Dr. Arne Asplund is the inventor of the thermomechanical pulping technique, known as the Defibrator™ process. He developed the process in 1931, and Defibrator AB was founded in 1933 to commercialize his invention. A patent was granted in 1934.

The process, the Defibrator™ system, the pressurized preheater and the pressurized refiner developed for continuous production, was first used in the fiberboard industry, then in the production of roofing and flooring felt. The technology introduced by Arne Asplund was later developed for the production of pulp for many grades of paper and board, including newsprint.

Pilot plant trials to produce thermomechanical pulp for paper production began in the late 1950s. The first commercial paper pulp application with a Defibrator™ refining system was at the Rockhammar Mill in Sweden in 1968. This work led to the development of the TMP process, which virtually revolutionized the pulp and paper industry in the 1970s.
Arne Asplund’s professional achievements could be rated in terms of the millions of tons of panelboard, papers and paperboard that the industry can produce in its efficient and costeffective pulp plants based on his original idea. Following retirement as chairman of Sunds Defibrator in 1979 at age 76, Arne Asplund continued his inventive ways. A holder of more than 50 patents, his latest projects involved modifications of the mechanical pulping process to reduce energy consumption. Dr. Asplund died in 1993 at the age of 90.
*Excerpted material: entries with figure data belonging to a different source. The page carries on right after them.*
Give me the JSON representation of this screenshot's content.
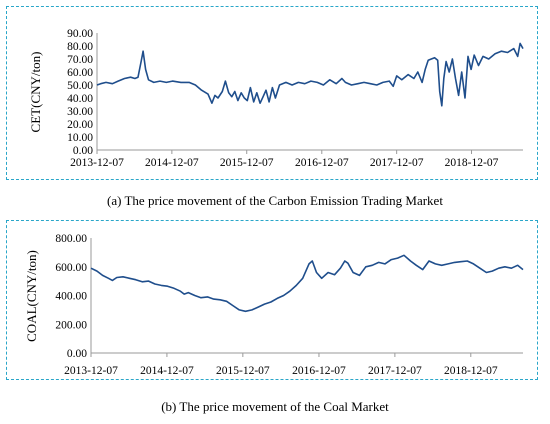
{
  "chart_data": [
    {
      "type": "line",
      "caption": "(a)  The price movement of the Carbon Emission Trading Market",
      "ylabel": "CET(CNY/ton)",
      "xlabel": "",
      "x_ticks": [
        "2013-12-07",
        "2014-12-07",
        "2015-12-07",
        "2016-12-07",
        "2017-12-07",
        "2018-12-07"
      ],
      "y_ticks": [
        "0.00",
        "10.00",
        "20.00",
        "30.00",
        "40.00",
        "50.00",
        "60.00",
        "70.00",
        "80.00",
        "90.00"
      ],
      "ylim": [
        0,
        90
      ],
      "x_range": [
        "2013-12-07",
        "2019-08-15"
      ],
      "grid": false,
      "color": "#1f4e8c",
      "series": [
        {
          "points": [
            [
              "2013-12-07",
              50
            ],
            [
              "2013-12-25",
              51
            ],
            [
              "2014-01-20",
              52
            ],
            [
              "2014-02-20",
              51
            ],
            [
              "2014-03-20",
              53
            ],
            [
              "2014-04-20",
              55
            ],
            [
              "2014-05-20",
              56
            ],
            [
              "2014-06-10",
              55
            ],
            [
              "2014-06-25",
              56
            ],
            [
              "2014-07-10",
              68
            ],
            [
              "2014-07-20",
              76
            ],
            [
              "2014-08-01",
              62
            ],
            [
              "2014-08-15",
              54
            ],
            [
              "2014-09-10",
              52
            ],
            [
              "2014-10-10",
              53
            ],
            [
              "2014-11-10",
              52
            ],
            [
              "2014-12-10",
              53
            ],
            [
              "2015-01-20",
              52
            ],
            [
              "2015-03-01",
              52
            ],
            [
              "2015-04-01",
              50
            ],
            [
              "2015-05-01",
              46
            ],
            [
              "2015-06-01",
              43
            ],
            [
              "2015-06-20",
              36
            ],
            [
              "2015-07-05",
              42
            ],
            [
              "2015-07-20",
              40
            ],
            [
              "2015-08-10",
              45
            ],
            [
              "2015-08-25",
              53
            ],
            [
              "2015-09-10",
              44
            ],
            [
              "2015-09-25",
              41
            ],
            [
              "2015-10-10",
              45
            ],
            [
              "2015-10-25",
              38
            ],
            [
              "2015-11-10",
              44
            ],
            [
              "2015-11-25",
              40
            ],
            [
              "2015-12-10",
              38
            ],
            [
              "2015-12-25",
              48
            ],
            [
              "2016-01-10",
              37
            ],
            [
              "2016-01-25",
              44
            ],
            [
              "2016-02-10",
              36
            ],
            [
              "2016-02-25",
              41
            ],
            [
              "2016-03-10",
              46
            ],
            [
              "2016-03-25",
              37
            ],
            [
              "2016-04-10",
              48
            ],
            [
              "2016-04-25",
              40
            ],
            [
              "2016-05-15",
              50
            ],
            [
              "2016-06-15",
              52
            ],
            [
              "2016-07-15",
              50
            ],
            [
              "2016-08-15",
              52
            ],
            [
              "2016-09-15",
              51
            ],
            [
              "2016-10-15",
              53
            ],
            [
              "2016-11-15",
              52
            ],
            [
              "2016-12-15",
              50
            ],
            [
              "2017-01-15",
              54
            ],
            [
              "2017-02-15",
              51
            ],
            [
              "2017-03-15",
              55
            ],
            [
              "2017-04-01",
              52
            ],
            [
              "2017-05-01",
              50
            ],
            [
              "2017-06-01",
              51
            ],
            [
              "2017-07-01",
              52
            ],
            [
              "2017-08-01",
              51
            ],
            [
              "2017-09-01",
              50
            ],
            [
              "2017-10-01",
              52
            ],
            [
              "2017-11-01",
              53
            ],
            [
              "2017-11-20",
              49
            ],
            [
              "2017-12-07",
              57
            ],
            [
              "2018-01-01",
              54
            ],
            [
              "2018-02-01",
              58
            ],
            [
              "2018-03-01",
              55
            ],
            [
              "2018-03-20",
              60
            ],
            [
              "2018-04-10",
              52
            ],
            [
              "2018-04-25",
              62
            ],
            [
              "2018-05-10",
              69
            ],
            [
              "2018-05-25",
              70
            ],
            [
              "2018-06-10",
              71
            ],
            [
              "2018-06-25",
              69
            ],
            [
              "2018-07-05",
              45
            ],
            [
              "2018-07-15",
              34
            ],
            [
              "2018-07-25",
              55
            ],
            [
              "2018-08-05",
              68
            ],
            [
              "2018-08-20",
              60
            ],
            [
              "2018-09-05",
              70
            ],
            [
              "2018-09-20",
              55
            ],
            [
              "2018-10-05",
              42
            ],
            [
              "2018-10-20",
              60
            ],
            [
              "2018-11-05",
              40
            ],
            [
              "2018-11-20",
              72
            ],
            [
              "2018-12-05",
              62
            ],
            [
              "2018-12-20",
              73
            ],
            [
              "2019-01-10",
              65
            ],
            [
              "2019-02-01",
              72
            ],
            [
              "2019-03-01",
              70
            ],
            [
              "2019-04-01",
              74
            ],
            [
              "2019-05-01",
              76
            ],
            [
              "2019-06-01",
              75
            ],
            [
              "2019-07-01",
              78
            ],
            [
              "2019-07-20",
              72
            ],
            [
              "2019-08-01",
              82
            ],
            [
              "2019-08-15",
              78
            ]
          ]
        }
      ]
    },
    {
      "type": "line",
      "caption": "(b)  The price movement of the Coal Market",
      "ylabel": "COAL(CNY/ton)",
      "xlabel": "",
      "x_ticks": [
        "2013-12-07",
        "2014-12-07",
        "2015-12-07",
        "2016-12-07",
        "2017-12-07",
        "2018-12-07"
      ],
      "y_ticks": [
        "0.00",
        "200.00",
        "400.00",
        "600.00",
        "800.00"
      ],
      "ylim": [
        0,
        800
      ],
      "x_range": [
        "2013-12-07",
        "2019-08-15"
      ],
      "grid": false,
      "color": "#1f4e8c",
      "series": [
        {
          "points": [
            [
              "2013-12-07",
              590
            ],
            [
              "2014-01-05",
              570
            ],
            [
              "2014-02-01",
              540
            ],
            [
              "2014-03-01",
              520
            ],
            [
              "2014-03-20",
              505
            ],
            [
              "2014-04-10",
              525
            ],
            [
              "2014-05-10",
              530
            ],
            [
              "2014-06-10",
              520
            ],
            [
              "2014-07-10",
              510
            ],
            [
              "2014-08-10",
              495
            ],
            [
              "2014-09-10",
              500
            ],
            [
              "2014-10-10",
              480
            ],
            [
              "2014-11-10",
              470
            ],
            [
              "2014-12-10",
              465
            ],
            [
              "2015-01-10",
              450
            ],
            [
              "2015-02-10",
              430
            ],
            [
              "2015-02-28",
              410
            ],
            [
              "2015-03-20",
              420
            ],
            [
              "2015-04-20",
              400
            ],
            [
              "2015-05-20",
              385
            ],
            [
              "2015-06-20",
              390
            ],
            [
              "2015-07-20",
              375
            ],
            [
              "2015-08-20",
              370
            ],
            [
              "2015-09-20",
              360
            ],
            [
              "2015-10-20",
              330
            ],
            [
              "2015-11-20",
              300
            ],
            [
              "2015-12-20",
              290
            ],
            [
              "2016-01-20",
              300
            ],
            [
              "2016-02-20",
              320
            ],
            [
              "2016-03-20",
              340
            ],
            [
              "2016-04-20",
              355
            ],
            [
              "2016-05-20",
              380
            ],
            [
              "2016-06-20",
              400
            ],
            [
              "2016-07-20",
              430
            ],
            [
              "2016-08-20",
              470
            ],
            [
              "2016-09-20",
              520
            ],
            [
              "2016-10-20",
              620
            ],
            [
              "2016-11-05",
              640
            ],
            [
              "2016-11-25",
              560
            ],
            [
              "2016-12-20",
              520
            ],
            [
              "2017-01-20",
              560
            ],
            [
              "2017-02-20",
              545
            ],
            [
              "2017-03-20",
              590
            ],
            [
              "2017-04-10",
              640
            ],
            [
              "2017-04-25",
              625
            ],
            [
              "2017-05-20",
              560
            ],
            [
              "2017-06-20",
              540
            ],
            [
              "2017-07-20",
              600
            ],
            [
              "2017-08-20",
              610
            ],
            [
              "2017-09-20",
              630
            ],
            [
              "2017-10-20",
              620
            ],
            [
              "2017-11-20",
              650
            ],
            [
              "2017-12-20",
              660
            ],
            [
              "2018-01-20",
              680
            ],
            [
              "2018-02-20",
              640
            ],
            [
              "2018-03-20",
              610
            ],
            [
              "2018-04-20",
              580
            ],
            [
              "2018-05-20",
              640
            ],
            [
              "2018-06-20",
              620
            ],
            [
              "2018-07-20",
              610
            ],
            [
              "2018-08-20",
              620
            ],
            [
              "2018-09-20",
              630
            ],
            [
              "2018-10-20",
              635
            ],
            [
              "2018-11-20",
              640
            ],
            [
              "2018-12-20",
              620
            ],
            [
              "2019-01-20",
              590
            ],
            [
              "2019-02-20",
              560
            ],
            [
              "2019-03-20",
              570
            ],
            [
              "2019-04-20",
              590
            ],
            [
              "2019-05-20",
              600
            ],
            [
              "2019-06-20",
              590
            ],
            [
              "2019-07-20",
              610
            ],
            [
              "2019-08-15",
              580
            ]
          ]
        }
      ]
    }
  ]
}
In 1984, Dr. Asplund was awarded one of the ten prizes for technical achievement presented annually by the National Swedish Board for Technical Development, STU. Other honors include the TAPPI Gold Medal (1978), the Gold Medal of the Royal Swedish Academy of Engineering Sciences, IVA (1947), a University of Wisconsin Honor Award (1954), the Ekman Gold Medal of the Swedish Association of Pulp and Paper Engineers (1956), Grand Gold Medal from IVA (1969), and Doctor h.c. at the Royal Institute of Technology in Stockholm (1967). He was elected a Fellow of IVA in 1957 and TAPPI in 1974.

In 1985, Dr. Asplund was the first to receive the Arne Asplund Mechanical Pulping Award, presented in conjunction with the announcement of its establishment at the 1985 International Mechanical Pulping Conference (IMPC).

The Award was made possible through a donation from the Sunds Defibrator company to the Arne Asplund Mechanical Pulping Award Foundation in 1985. The Chairman of the Board of Directors of the Foundation is Professor Göran Bengtsson.

You may find more information on the Arne Asplund Award here.